Total Tayangan Halaman

Design by Ferry Muchlis Ariefuzzaman

Design by Ferry Muchlis Ariefuzzaman
Media Team for Atut's Success to be a Governor

Selasa, 07 Juli 2009

Golkar dalam Nurul Arifin, Ratu Atut


30 November 2007 - 11:45 WIB

Golkar dalam Nurul Arifin, Ratu Atut
Konon orang-orang Gunungkidul melihat pulung gantung beberapa hari sebelum bencana gempa berkekuatan 5,9 skala Richter mengguncang Yogyakarta. Sebentuk sasmita alam dalam wujud bola cahaya sebesar batok kepala berwarna biru kemerahan melayang-layang di angkasa. Sejak lama orang-orang Gunungkidul percaya pulung gantung sebagai pertanda musibah maha-dahsyat bakal tiba. Percaya atau tidak, banyak yang mati gantung diri setelah menyaksikan firasat gaib itu. Sejumlah penelitian perihal kecenderungan bunuh diri di Gunungkidul kerap dihubungkaitkan dengan mitos pulung gantung.

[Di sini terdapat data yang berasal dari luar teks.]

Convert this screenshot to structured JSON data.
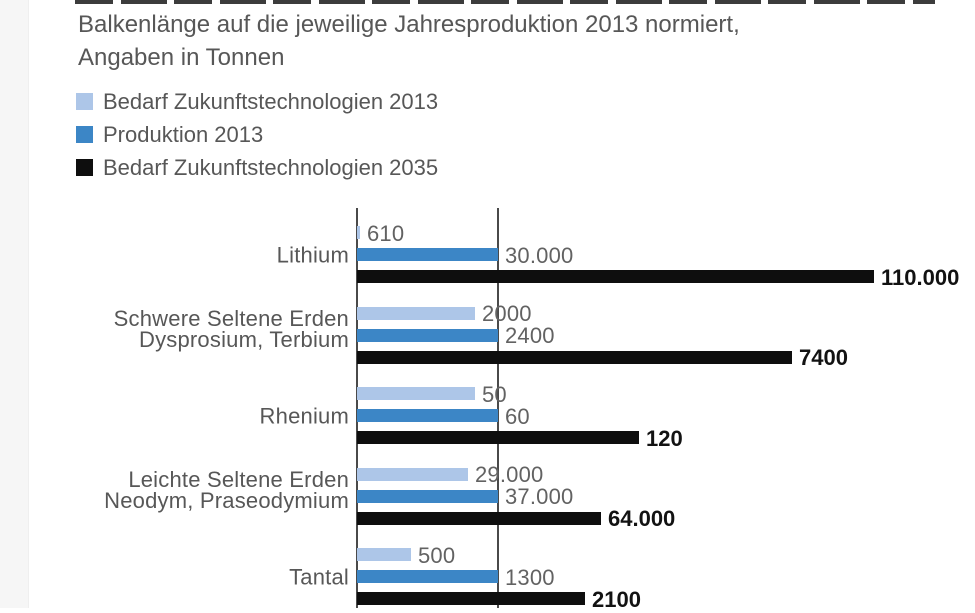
{
  "title": {
    "line1": "Balkenlänge auf die jeweilige Jahresproduktion 2013 normiert,",
    "line2": "Angaben in Tonnen"
  },
  "chart_data": {
    "type": "bar",
    "orientation": "horizontal",
    "title": "Balkenlänge auf die jeweilige Jahresproduktion 2013 normiert, Angaben in Tonnen",
    "unit": "Tonnen",
    "normalization": "bar lengths per row normalized to Produktion 2013",
    "legend_position": "top-left",
    "grid": "two vertical reference lines (zero line and Produktion-2013 line)",
    "categories": [
      "Lithium",
      "Schwere Seltene Erden Dysprosium, Terbium",
      "Rhenium",
      "Leichte Seltene Erden Neodym, Praseodymium",
      "Tantal"
    ],
    "category_label_lines": [
      [
        "Lithium"
      ],
      [
        "Schwere Seltene Erden",
        "Dysprosium, Terbium"
      ],
      [
        "Rhenium"
      ],
      [
        "Leichte Seltene Erden",
        "Neodym, Praseodymium"
      ],
      [
        "Tantal"
      ]
    ],
    "series": [
      {
        "name": "Bedarf Zukunftstechnologien 2013",
        "color": "#adc6e8",
        "values": [
          610,
          2000,
          50,
          29000,
          500
        ],
        "value_labels": [
          "610",
          "2000",
          "50",
          "29.000",
          "500"
        ]
      },
      {
        "name": "Produktion 2013",
        "color": "#3c86c6",
        "values": [
          30000,
          2400,
          60,
          37000,
          1300
        ],
        "value_labels": [
          "30.000",
          "2400",
          "60",
          "37.000",
          "1300"
        ]
      },
      {
        "name": "Bedarf Zukunftstechnologien 2035",
        "color": "#0e0e0e",
        "values": [
          110000,
          7400,
          120,
          64000,
          2100
        ],
        "value_labels": [
          "110.000",
          "7400",
          "120",
          "64.000",
          "2100"
        ]
      }
    ]
  }
}
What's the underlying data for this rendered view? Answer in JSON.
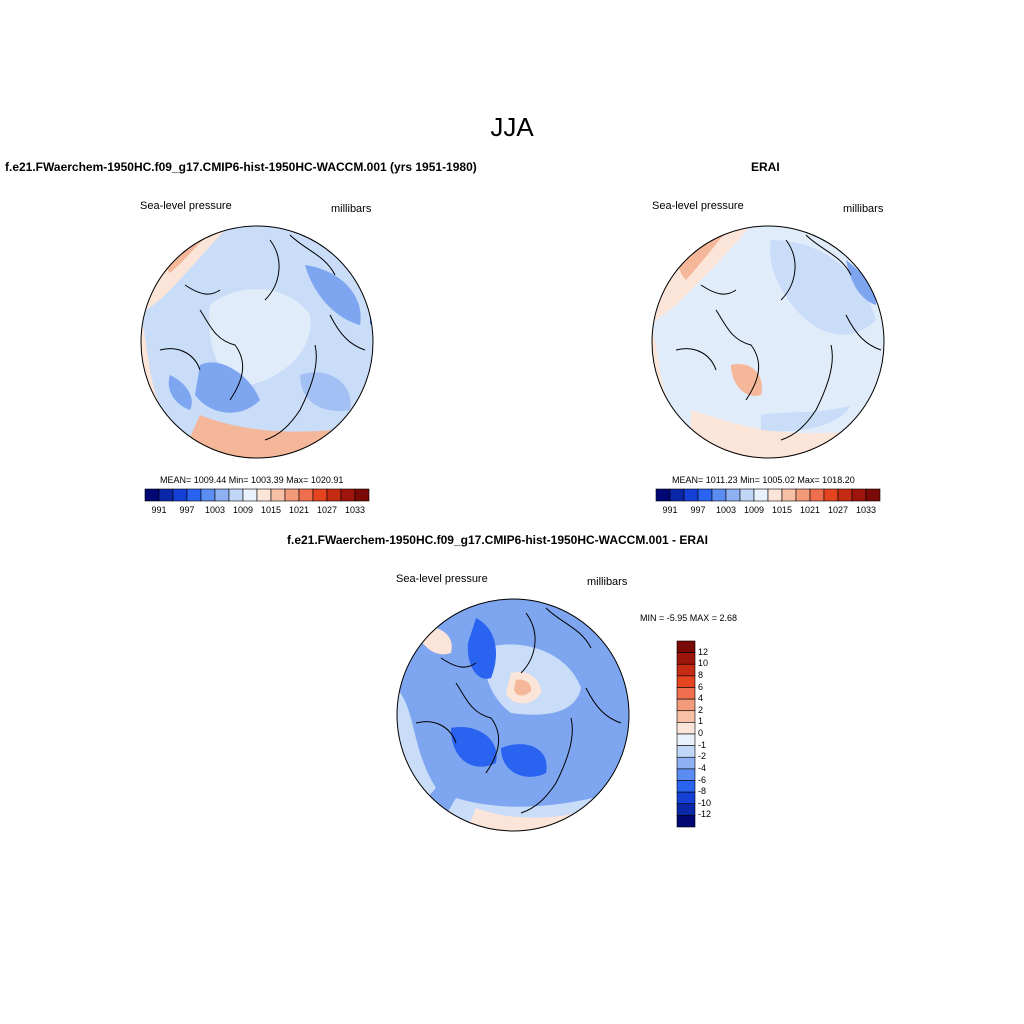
{
  "figure": {
    "title": "JJA"
  },
  "panels": [
    {
      "title": "f.e21.FWaerchem-1950HC.f09_g17.CMIP6-hist-1950HC-WACCM.001 (yrs 1951-1980)",
      "left_label": "Sea-level pressure",
      "right_label": "millibars",
      "stats": "MEAN= 1009.44   Min= 1003.39   Max= 1020.91",
      "colorbar": {
        "colors": [
          "#020873",
          "#0a27a8",
          "#1540d6",
          "#2a63f0",
          "#5a8cf2",
          "#8fb1f4",
          "#c2d7f7",
          "#e8f1fc",
          "#fbe4d8",
          "#f8c0a6",
          "#f39a7a",
          "#ee6e4d",
          "#e4441f",
          "#c52a12",
          "#9e150b",
          "#7a0a05"
        ],
        "tick_labels": [
          "991",
          "997",
          "1003",
          "1009",
          "1015",
          "1021",
          "1027",
          "1033"
        ]
      }
    },
    {
      "title": "ERAI",
      "left_label": "Sea-level pressure",
      "right_label": "millibars",
      "stats": "MEAN= 1011.23   Min= 1005.02   Max= 1018.20",
      "colorbar": {
        "colors": [
          "#020873",
          "#0a27a8",
          "#1540d6",
          "#2a63f0",
          "#5a8cf2",
          "#8fb1f4",
          "#c2d7f7",
          "#e8f1fc",
          "#fbe4d8",
          "#f8c0a6",
          "#f39a7a",
          "#ee6e4d",
          "#e4441f",
          "#c52a12",
          "#9e150b",
          "#7a0a05"
        ],
        "tick_labels": [
          "991",
          "997",
          "1003",
          "1009",
          "1015",
          "1021",
          "1027",
          "1033"
        ]
      }
    },
    {
      "title": "f.e21.FWaerchem-1950HC.f09_g17.CMIP6-hist-1950HC-WACCM.001 - ERAI",
      "left_label": "Sea-level pressure",
      "right_label": "millibars",
      "stats": "MIN = -5.95 MAX =   2.68",
      "colorbar": {
        "colors": [
          "#7a0a05",
          "#9e150b",
          "#c52a12",
          "#e4441f",
          "#ee6e4d",
          "#f39a7a",
          "#f8c0a6",
          "#fbe4d8",
          "#e8f1fc",
          "#c2d7f7",
          "#8fb1f4",
          "#5a8cf2",
          "#2a63f0",
          "#1540d6",
          "#0a27a8",
          "#020873"
        ],
        "tick_labels": [
          "12",
          "10",
          "8",
          "6",
          "4",
          "2",
          "1",
          "0",
          "-1",
          "-2",
          "-4",
          "-6",
          "-8",
          "-10",
          "-12"
        ]
      }
    }
  ]
}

Mereka memilih mati lebih dulu, sebelum petaka itu datang, toh nanti juga bakal mati.

Begitulah jalan aman yang ditempuh ayah Tini seperti dikisahkan novel Harga Seorang Wanita (2006) yang saya baca beberapa bulan lalu. Suatu malam, ayah Tini melihat pulung gantung meluncur dari langit dan jatuh di atap rumahnya. Esok pagi orang-orang Desa Wiloso menemukan mayat lelaki itu menggantung di dahan pohon jati, tak jauh dari rumahnya. Tak lama berselang, bala yang mereka takutkan sunggguh-sungguh tiba: Desa Wiloso terancam kelaparan. Panen gagal, wabah busung lapar berjangkit, kemarau berkepanjangan, sawah ladang retak-rengkah, sapi dan kambing kurus kering karena rumput sukar didapat. Orang-orang terpaksa makan tiwul. Tapi, bagi Simbok, itu bukan salah pulung gantung, bukan pula salah alam Gunungkidul yang tak ramah, melainkan sudah pepesthen, kepastian yang tak bisa dielakkan. Miskin, lapar, makan tiwul, dan bunuh diri adalah takdir. Menjanda setelah kematian suami juga takdir.

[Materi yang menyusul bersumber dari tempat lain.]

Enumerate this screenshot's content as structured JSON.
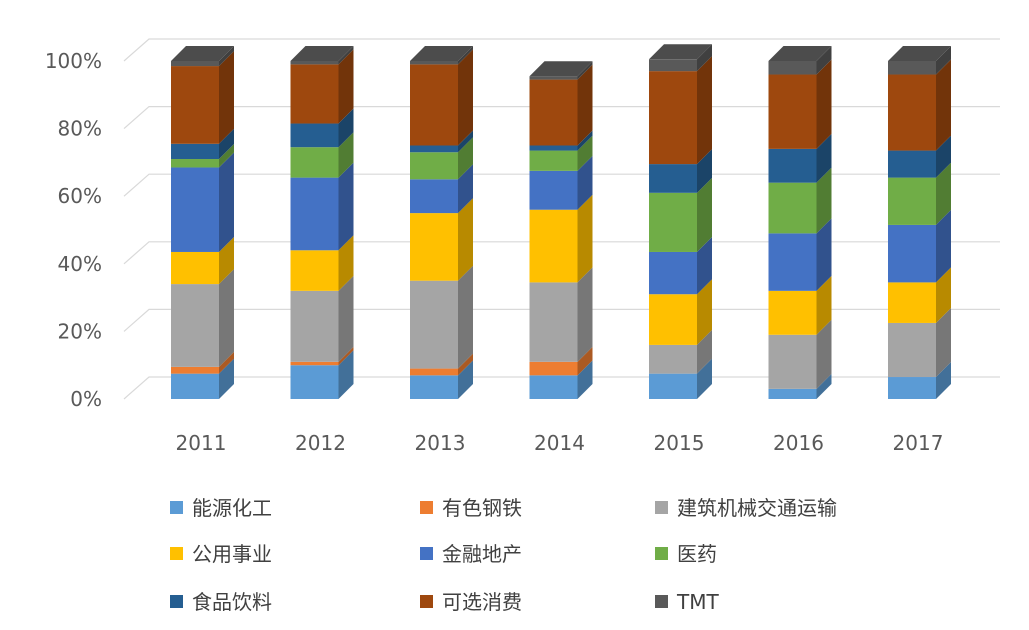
{
  "chart_data": {
    "type": "bar",
    "stacked": true,
    "three_d": true,
    "categories": [
      "2011",
      "2012",
      "2013",
      "2014",
      "2015",
      "2016",
      "2017"
    ],
    "ylim": [
      0,
      100
    ],
    "yticks": [
      "0%",
      "20%",
      "40%",
      "60%",
      "80%",
      "100%"
    ],
    "grid": true,
    "legend_position": "bottom",
    "series": [
      {
        "name": "能源化工",
        "color": "#5B9BD5",
        "values": [
          7.5,
          10,
          7,
          7,
          7.5,
          3,
          6.5
        ]
      },
      {
        "name": "有色钢铁",
        "color": "#ED7D31",
        "values": [
          2,
          1,
          2,
          4,
          0,
          0,
          0
        ]
      },
      {
        "name": "建筑机械交通运输",
        "color": "#A5A5A5",
        "values": [
          24.5,
          21,
          26,
          23.5,
          8.5,
          16,
          16
        ]
      },
      {
        "name": "公用事业",
        "color": "#FFC000",
        "values": [
          9.5,
          12,
          20,
          21.5,
          15,
          13,
          12
        ]
      },
      {
        "name": "金融地产",
        "color": "#4472C4",
        "values": [
          25,
          21.5,
          10,
          11.5,
          12.5,
          17,
          17
        ]
      },
      {
        "name": "医药",
        "color": "#70AD47",
        "values": [
          2.5,
          9,
          8,
          6,
          17.5,
          15,
          14
        ]
      },
      {
        "name": "食品饮料",
        "color": "#255E91",
        "values": [
          4.5,
          7,
          2,
          1.5,
          8.5,
          10,
          8
        ]
      },
      {
        "name": "可选消费",
        "color": "#9E480E",
        "values": [
          23,
          17.5,
          24,
          19.5,
          27.5,
          22,
          22.5
        ]
      },
      {
        "name": "TMT",
        "color": "#595959",
        "values": [
          1.5,
          1,
          1,
          1,
          3.5,
          4,
          4
        ]
      }
    ]
  }
}
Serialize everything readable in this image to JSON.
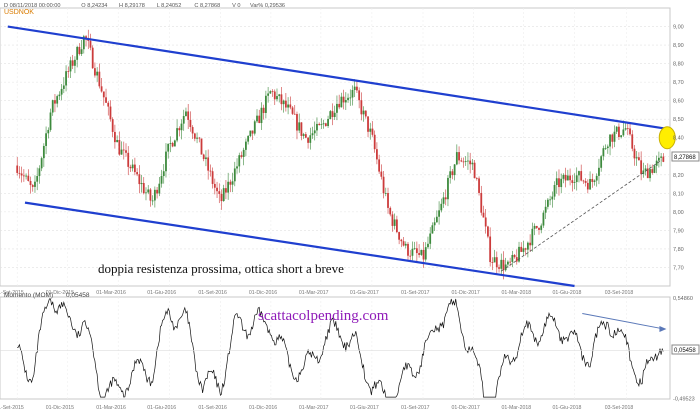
{
  "header": {
    "symbol": "USDNOK",
    "fields": [
      {
        "label": "D",
        "value": "08/11/2018 00:00:00"
      },
      {
        "label": "O",
        "value": "8,24234"
      },
      {
        "label": "H",
        "value": "8,29178"
      },
      {
        "label": "L",
        "value": "8,24052"
      },
      {
        "label": "C",
        "value": "8,27868"
      },
      {
        "label": "V",
        "value": "0"
      },
      {
        "label": "Var%",
        "value": "0,29536"
      }
    ]
  },
  "chart_data": [
    {
      "type": "candlestick",
      "title": "",
      "series_name": "USDNOK",
      "ylim": [
        7.6,
        9.1
      ],
      "yticks": [
        7.7,
        7.8,
        7.9,
        8.0,
        8.1,
        8.2,
        8.3,
        8.4,
        8.5,
        8.6,
        8.7,
        8.8,
        8.9,
        9.0
      ],
      "ytick_labels": [
        "7,70",
        "7,80",
        "7,90",
        "8,00",
        "8,10",
        "8,20",
        "8,30",
        "8,40",
        "8,50",
        "8,60",
        "8,70",
        "8,80",
        "8,90",
        "9,00"
      ],
      "xtick_labels": [
        "01-Set-2015",
        "01-Dic-2015",
        "01-Mar-2016",
        "01-Giu-2016",
        "01-Set-2016",
        "01-Dic-2016",
        "01-Mar-2017",
        "01-Giu-2017",
        "01-Set-2017",
        "01-Dic-2017",
        "01-Mar-2018",
        "01-Giu-2018",
        "03-Set-2018"
      ],
      "last_value_label": "8,27868",
      "close_path": [
        [
          "2015-09-01",
          8.25
        ],
        [
          "2015-10-01",
          8.1
        ],
        [
          "2015-11-01",
          8.55
        ],
        [
          "2015-12-01",
          8.75
        ],
        [
          "2016-01-01",
          8.95
        ],
        [
          "2016-02-01",
          8.65
        ],
        [
          "2016-03-01",
          8.35
        ],
        [
          "2016-04-01",
          8.2
        ],
        [
          "2016-05-01",
          8.05
        ],
        [
          "2016-06-01",
          8.35
        ],
        [
          "2016-07-01",
          8.55
        ],
        [
          "2016-08-01",
          8.3
        ],
        [
          "2016-09-01",
          8.05
        ],
        [
          "2016-10-01",
          8.25
        ],
        [
          "2016-11-01",
          8.45
        ],
        [
          "2016-12-01",
          8.65
        ],
        [
          "2017-01-01",
          8.55
        ],
        [
          "2017-02-01",
          8.4
        ],
        [
          "2017-03-01",
          8.45
        ],
        [
          "2017-04-01",
          8.6
        ],
        [
          "2017-05-01",
          8.65
        ],
        [
          "2017-06-01",
          8.4
        ],
        [
          "2017-07-01",
          8.0
        ],
        [
          "2017-08-01",
          7.8
        ],
        [
          "2017-09-01",
          7.75
        ],
        [
          "2017-10-01",
          8.0
        ],
        [
          "2017-11-01",
          8.3
        ],
        [
          "2017-12-01",
          8.25
        ],
        [
          "2018-01-01",
          7.75
        ],
        [
          "2018-02-01",
          7.7
        ],
        [
          "2018-03-01",
          7.8
        ],
        [
          "2018-04-01",
          7.95
        ],
        [
          "2018-05-01",
          8.15
        ],
        [
          "2018-06-01",
          8.2
        ],
        [
          "2018-07-01",
          8.15
        ],
        [
          "2018-08-01",
          8.4
        ],
        [
          "2018-09-01",
          8.45
        ],
        [
          "2018-10-01",
          8.2
        ],
        [
          "2018-11-08",
          8.28
        ]
      ],
      "trendlines": [
        {
          "name": "upper-channel",
          "from": [
            "2015-08-15",
            9.0
          ],
          "to": [
            "2018-11-10",
            8.45
          ]
        },
        {
          "name": "lower-channel",
          "from": [
            "2015-09-15",
            8.05
          ],
          "to": [
            "2018-06-01",
            7.6
          ]
        },
        {
          "name": "support-dashed",
          "from": [
            "2018-01-20",
            7.68
          ],
          "to": [
            "2018-11-05",
            8.28
          ]
        }
      ],
      "highlight": {
        "name": "resistance-target",
        "at": [
          "2018-11-15",
          8.4
        ]
      },
      "annotation": "doppia resistenza prossima, ottica short a breve"
    },
    {
      "type": "line",
      "title": "Momento (MOM)",
      "value_label": "0,05458",
      "ylim": [
        -0.5,
        0.55
      ],
      "ytick_labels": [
        "0,54860",
        "0,05458",
        "-0,49523"
      ],
      "xtick_labels": [
        "01-Set-2015",
        "01-Dic-2015",
        "01-Mar-2016",
        "01-Giu-2016",
        "01-Set-2016",
        "01-Dic-2016",
        "01-Mar-2017",
        "01-Giu-2017",
        "01-Set-2017",
        "01-Dic-2017",
        "01-Mar-2018",
        "01-Giu-2018",
        "03-Set-2018"
      ],
      "divergence_line": {
        "from": [
          "2018-06-15",
          0.38
        ],
        "to": [
          "2018-11-10",
          0.22
        ]
      },
      "watermark": "scattacolpending.com"
    }
  ],
  "colors": {
    "up_candle": "#3d8a3d",
    "down_candle": "#cc3b3b",
    "channel": "#1f3fcf",
    "highlight": "#ffee00",
    "watermark": "#8f1bb8",
    "symbol": "#d97b00",
    "last_value_box": "#ffffff"
  }
}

Di saat para pengarang kita sibuk membungkus cerita dengan aneka kemasan yang mengkilat, kinclong, sedap dipandang mata (tapi abai isi), pengarang buku itu justru mencibirkan segala macam permainan bentuk yang mengasyikkan itu. Ia justru menukik di kedalaman sumur kemelaratan di dusun-dusun Gunungkidul. Tengoklah peruntungan Simbok! Tersebab miskin, suaminya nekat gantung diri (meski dengan dalih pulung gantung). Karena miskin, Simbok jadi gundik pamong desa (Wirono), jadi babu dan pemuas berahi Bendoro. Wajah ayunya jadi bopeng, remuk tak berbentuk. Disiram air panas oleh Raden Sunartijah (istri Bendoro) saat tertangkap basah sedang mengeroki Bendoro.

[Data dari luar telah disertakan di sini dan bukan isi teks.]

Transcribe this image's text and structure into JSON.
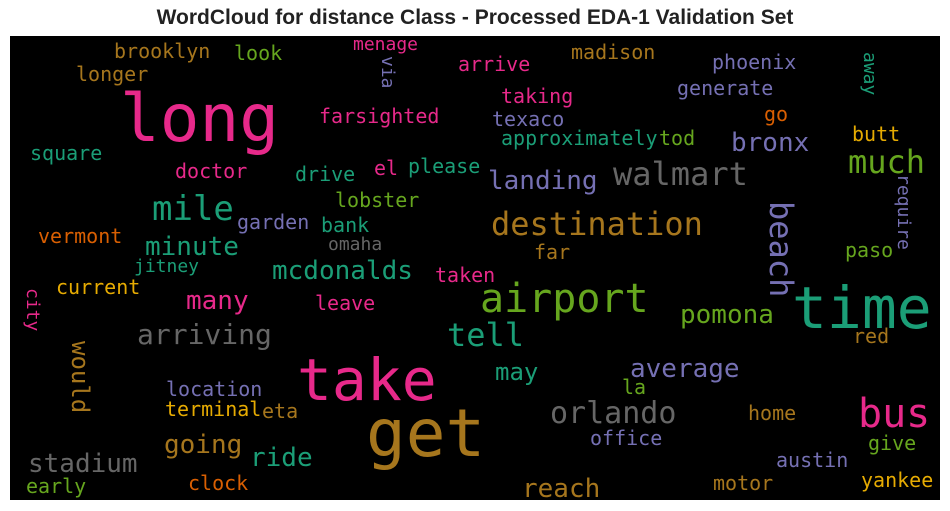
{
  "title": "WordCloud for distance Class - Processed EDA-1 Validation Set",
  "chart_data": {
    "type": "wordcloud",
    "title": "WordCloud for distance Class - Processed EDA-1 Validation Set",
    "background": "#000000",
    "palette": [
      "#e7298a",
      "#1b9e77",
      "#66a61e",
      "#a6761d",
      "#7570b3",
      "#666666",
      "#d95f02",
      "#e6ab02"
    ],
    "words": [
      {
        "text": "long",
        "weight": 1.0,
        "color": "#e7298a",
        "vertical": false
      },
      {
        "text": "get",
        "weight": 1.0,
        "color": "#a6761d",
        "vertical": false
      },
      {
        "text": "take",
        "weight": 0.95,
        "color": "#e7298a",
        "vertical": false
      },
      {
        "text": "time",
        "weight": 0.95,
        "color": "#1b9e77",
        "vertical": false
      },
      {
        "text": "airport",
        "weight": 0.75,
        "color": "#66a61e",
        "vertical": false
      },
      {
        "text": "bus",
        "weight": 0.72,
        "color": "#e7298a",
        "vertical": false
      },
      {
        "text": "walmart",
        "weight": 0.6,
        "color": "#666666",
        "vertical": false
      },
      {
        "text": "destination",
        "weight": 0.6,
        "color": "#a6761d",
        "vertical": false
      },
      {
        "text": "beach",
        "weight": 0.6,
        "color": "#7570b3",
        "vertical": true
      },
      {
        "text": "orlando",
        "weight": 0.58,
        "color": "#666666",
        "vertical": false
      },
      {
        "text": "much",
        "weight": 0.55,
        "color": "#66a61e",
        "vertical": false
      },
      {
        "text": "mile",
        "weight": 0.55,
        "color": "#1b9e77",
        "vertical": false
      },
      {
        "text": "tell",
        "weight": 0.55,
        "color": "#1b9e77",
        "vertical": false
      },
      {
        "text": "arriving",
        "weight": 0.5,
        "color": "#666666",
        "vertical": false
      },
      {
        "text": "landing",
        "weight": 0.48,
        "color": "#7570b3",
        "vertical": false
      },
      {
        "text": "stadium",
        "weight": 0.46,
        "color": "#666666",
        "vertical": false
      },
      {
        "text": "mcdonalds",
        "weight": 0.45,
        "color": "#1b9e77",
        "vertical": false
      },
      {
        "text": "bronx",
        "weight": 0.45,
        "color": "#7570b3",
        "vertical": false
      },
      {
        "text": "minute",
        "weight": 0.45,
        "color": "#1b9e77",
        "vertical": false
      },
      {
        "text": "average",
        "weight": 0.45,
        "color": "#7570b3",
        "vertical": false
      },
      {
        "text": "pomona",
        "weight": 0.45,
        "color": "#66a61e",
        "vertical": false
      },
      {
        "text": "going",
        "weight": 0.45,
        "color": "#a6761d",
        "vertical": false
      },
      {
        "text": "ride",
        "weight": 0.45,
        "color": "#1b9e77",
        "vertical": false
      },
      {
        "text": "reach",
        "weight": 0.45,
        "color": "#a6761d",
        "vertical": false
      },
      {
        "text": "would",
        "weight": 0.45,
        "color": "#a6761d",
        "vertical": true
      },
      {
        "text": "many",
        "weight": 0.43,
        "color": "#e7298a",
        "vertical": false
      },
      {
        "text": "may",
        "weight": 0.43,
        "color": "#1b9e77",
        "vertical": false
      },
      {
        "text": "farsighted",
        "weight": 0.3,
        "color": "#e7298a",
        "vertical": false
      },
      {
        "text": "taking",
        "weight": 0.3,
        "color": "#e7298a",
        "vertical": false
      },
      {
        "text": "approximately",
        "weight": 0.3,
        "color": "#1b9e77",
        "vertical": false
      },
      {
        "text": "brooklyn",
        "weight": 0.3,
        "color": "#a6761d",
        "vertical": false
      },
      {
        "text": "look",
        "weight": 0.3,
        "color": "#66a61e",
        "vertical": false
      },
      {
        "text": "menage",
        "weight": 0.28,
        "color": "#e7298a",
        "vertical": false
      },
      {
        "text": "madison",
        "weight": 0.3,
        "color": "#a6761d",
        "vertical": false
      },
      {
        "text": "phoenix",
        "weight": 0.3,
        "color": "#7570b3",
        "vertical": false
      },
      {
        "text": "longer",
        "weight": 0.3,
        "color": "#a6761d",
        "vertical": false
      },
      {
        "text": "via",
        "weight": 0.28,
        "color": "#7570b3",
        "vertical": true
      },
      {
        "text": "arrive",
        "weight": 0.3,
        "color": "#e7298a",
        "vertical": false
      },
      {
        "text": "generate",
        "weight": 0.3,
        "color": "#7570b3",
        "vertical": false
      },
      {
        "text": "away",
        "weight": 0.28,
        "color": "#1b9e77",
        "vertical": true
      },
      {
        "text": "go",
        "weight": 0.3,
        "color": "#d95f02",
        "vertical": false
      },
      {
        "text": "texaco",
        "weight": 0.3,
        "color": "#7570b3",
        "vertical": false
      },
      {
        "text": "tod",
        "weight": 0.3,
        "color": "#66a61e",
        "vertical": false
      },
      {
        "text": "butt",
        "weight": 0.3,
        "color": "#e6ab02",
        "vertical": false
      },
      {
        "text": "square",
        "weight": 0.3,
        "color": "#1b9e77",
        "vertical": false
      },
      {
        "text": "doctor",
        "weight": 0.3,
        "color": "#e7298a",
        "vertical": false
      },
      {
        "text": "drive",
        "weight": 0.3,
        "color": "#1b9e77",
        "vertical": false
      },
      {
        "text": "el",
        "weight": 0.3,
        "color": "#e7298a",
        "vertical": false
      },
      {
        "text": "please",
        "weight": 0.3,
        "color": "#1b9e77",
        "vertical": false
      },
      {
        "text": "require",
        "weight": 0.28,
        "color": "#7570b3",
        "vertical": true
      },
      {
        "text": "lobster",
        "weight": 0.3,
        "color": "#66a61e",
        "vertical": false
      },
      {
        "text": "garden",
        "weight": 0.3,
        "color": "#7570b3",
        "vertical": false
      },
      {
        "text": "bank",
        "weight": 0.3,
        "color": "#1b9e77",
        "vertical": false
      },
      {
        "text": "vermont",
        "weight": 0.3,
        "color": "#d95f02",
        "vertical": false
      },
      {
        "text": "omaha",
        "weight": 0.28,
        "color": "#666666",
        "vertical": false
      },
      {
        "text": "far",
        "weight": 0.3,
        "color": "#a6761d",
        "vertical": false
      },
      {
        "text": "paso",
        "weight": 0.3,
        "color": "#66a61e",
        "vertical": false
      },
      {
        "text": "jitney",
        "weight": 0.3,
        "color": "#1b9e77",
        "vertical": false
      },
      {
        "text": "taken",
        "weight": 0.3,
        "color": "#e7298a",
        "vertical": false
      },
      {
        "text": "current",
        "weight": 0.3,
        "color": "#e6ab02",
        "vertical": false
      },
      {
        "text": "city",
        "weight": 0.28,
        "color": "#e7298a",
        "vertical": true
      },
      {
        "text": "leave",
        "weight": 0.3,
        "color": "#e7298a",
        "vertical": false
      },
      {
        "text": "red",
        "weight": 0.3,
        "color": "#a6761d",
        "vertical": false
      },
      {
        "text": "location",
        "weight": 0.3,
        "color": "#7570b3",
        "vertical": false
      },
      {
        "text": "la",
        "weight": 0.3,
        "color": "#66a61e",
        "vertical": false
      },
      {
        "text": "terminal",
        "weight": 0.3,
        "color": "#e6ab02",
        "vertical": false
      },
      {
        "text": "eta",
        "weight": 0.3,
        "color": "#a6761d",
        "vertical": false
      },
      {
        "text": "home",
        "weight": 0.3,
        "color": "#a6761d",
        "vertical": false
      },
      {
        "text": "office",
        "weight": 0.3,
        "color": "#7570b3",
        "vertical": false
      },
      {
        "text": "give",
        "weight": 0.3,
        "color": "#66a61e",
        "vertical": false
      },
      {
        "text": "austin",
        "weight": 0.3,
        "color": "#7570b3",
        "vertical": false
      },
      {
        "text": "clock",
        "weight": 0.3,
        "color": "#d95f02",
        "vertical": false
      },
      {
        "text": "early",
        "weight": 0.3,
        "color": "#66a61e",
        "vertical": false
      },
      {
        "text": "motor",
        "weight": 0.3,
        "color": "#a6761d",
        "vertical": false
      },
      {
        "text": "yankee",
        "weight": 0.3,
        "color": "#e6ab02",
        "vertical": false
      }
    ]
  }
}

Namun, pulung gantung tak pernah enyah dari hidup Simbok. Lagi-lagi bola cahaya biru kemerahan itu meluncur dari langit, jatuh di atap usang rumah gedeknya. Kali ini firasat perihal bala yang bakal menimpa Tini, anak perempuan satu-satunya. Simbok gelisah sejak Tini mohon izin untuk bekerja di Yogya. Dalam terawang batin Simbok, pesakitan Tini tinggal menunggu hari. Cepat atau lambat kembang desa Wiloso itu bakal ditimpa nestapa sebagaimana disasmitakan pulung gantung. Pelan-pelan terkuak juga rasa penasaran Simbok perihal Tini yang tiba-tiba ingin meninggalkan Gunungkidul. Benar! Ternyata niat merantau bukan kemauan Tini. Perempuan beranak satu itu tergadai pada Parman, juragan panti pijat di kawasan Gedongkuning. Ini ulah Jono, suami Tini. Jono harus menebus sepetak ladang yang tergadai. Bila tidak lekas ditebus, ladang akan berpindah tangan. Parman tak keberatan meminjamkan uang 10 juta rupiah, dengan syarat Tini harus bekerja di Griya Pijat Nikmat selama 5 tahun. Apa boleh buat, bagi Tini, ketergadaian tubuh dan dirinya itu mungkin sudah suratan, sebagaimana takdir Jono yang harus rela istrinya jadi sundal.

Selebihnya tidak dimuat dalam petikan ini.